I noticed your site isn't sending App Check headers. I should update the docs to be more clear regarding this requirement as it not only needs to be set up in the Firebase Console, but should be initialized in your app.

Please call initializeAppCheck at the same time as initializeApp using a reCAPTCHA provider (v3 or Enterprise) on the browser or a generated App Check token on the server. I'm not sure how this works in NextJS but check out my Angular implementation in WebsiteBrowserModule.ts and AppCheckOptionsService.ts

Also, please keep in mind breaking changes on the latest version. When you solve this issue, you may still get an error saying the ext-firebase-web-authn Firestore Database doesn't exist. v10.2.0 changed the Firestore Database used for credentials. This is the new first step after installation:

  1. Create a Firestore Database to store public key credentials with the ID ext-firebase-web-authn and location matching the function deployment. It is recommended to choose either nam5 in North America or eur3 in Europe:

    % firebase firestore:databases:create ext-firebase-web-authn --location ${MULTI_REGION_NAME} --delete-protection ENABLED

If you weren't planning on using App Check and reCAPTCHA, I would consider making enforceAppCheck configurable in a later version.
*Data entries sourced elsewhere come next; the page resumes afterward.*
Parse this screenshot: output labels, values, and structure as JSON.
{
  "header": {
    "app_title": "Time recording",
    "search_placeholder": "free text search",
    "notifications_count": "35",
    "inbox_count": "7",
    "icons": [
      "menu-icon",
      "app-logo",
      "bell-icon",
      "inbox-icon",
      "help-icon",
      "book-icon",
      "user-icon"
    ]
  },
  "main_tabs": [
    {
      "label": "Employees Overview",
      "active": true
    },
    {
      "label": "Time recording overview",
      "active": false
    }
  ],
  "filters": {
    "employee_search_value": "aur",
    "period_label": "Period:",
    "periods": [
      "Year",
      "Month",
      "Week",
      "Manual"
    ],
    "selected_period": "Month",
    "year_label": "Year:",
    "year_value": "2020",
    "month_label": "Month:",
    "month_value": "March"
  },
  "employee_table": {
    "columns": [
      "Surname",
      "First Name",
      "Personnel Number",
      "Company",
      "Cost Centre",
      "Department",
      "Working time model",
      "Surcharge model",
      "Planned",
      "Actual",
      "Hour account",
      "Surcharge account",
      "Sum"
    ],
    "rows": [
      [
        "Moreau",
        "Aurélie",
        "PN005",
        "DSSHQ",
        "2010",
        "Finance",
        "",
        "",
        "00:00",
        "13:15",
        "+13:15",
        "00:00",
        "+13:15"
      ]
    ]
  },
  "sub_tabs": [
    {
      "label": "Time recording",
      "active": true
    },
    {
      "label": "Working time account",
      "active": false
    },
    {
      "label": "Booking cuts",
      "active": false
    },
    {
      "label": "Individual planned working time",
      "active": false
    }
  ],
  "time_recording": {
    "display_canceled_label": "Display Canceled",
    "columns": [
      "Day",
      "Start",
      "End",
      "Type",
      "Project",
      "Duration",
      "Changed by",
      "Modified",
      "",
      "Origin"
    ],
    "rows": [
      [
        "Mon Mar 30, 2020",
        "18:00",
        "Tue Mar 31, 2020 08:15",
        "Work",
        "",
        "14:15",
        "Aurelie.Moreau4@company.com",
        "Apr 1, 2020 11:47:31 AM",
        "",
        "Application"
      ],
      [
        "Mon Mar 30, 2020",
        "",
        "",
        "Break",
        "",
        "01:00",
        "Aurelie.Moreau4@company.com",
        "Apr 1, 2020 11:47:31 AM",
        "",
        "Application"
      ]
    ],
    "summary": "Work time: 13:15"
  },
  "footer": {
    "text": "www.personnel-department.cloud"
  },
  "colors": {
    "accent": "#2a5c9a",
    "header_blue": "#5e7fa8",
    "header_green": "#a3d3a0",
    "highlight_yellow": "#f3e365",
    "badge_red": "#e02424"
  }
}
titocosta commented 1 year ago

I had activated App Check on the firebase console but didn't run initializeAppCheck in the code and that fixed the problem, after creating the firestore database as you suggested.

In case helpful for others, based on recaptcha docs, I also added the following to my root page.tsx to avoid an other error reCAPTCHA placeholder element must be an element or id.

      <button className="g-recaptcha" 
        data-sitekey={process.env.NEXT_PUBLIC_CAPTCHA_KEY}
        data-callback='onSubmit' 
        data-action='submit'>Submit</button>

Thank you.

titocosta commented 1 year ago

Notice also that you should run initializeAppCheck from a useEffect to avoid SSR-related problems in NextJS 13 regarding missing document errors.

gavinsawyer commented 1 year ago

Believe it or not I can't upload versions greater than 10. Waiting for an open issue on Firebase Tools and to hear from customer support.

This issue has been fixed in Firebase Tools v12.5.3 and the latest version of FirebaseWebAuthn is pending review in the Extensions Hub.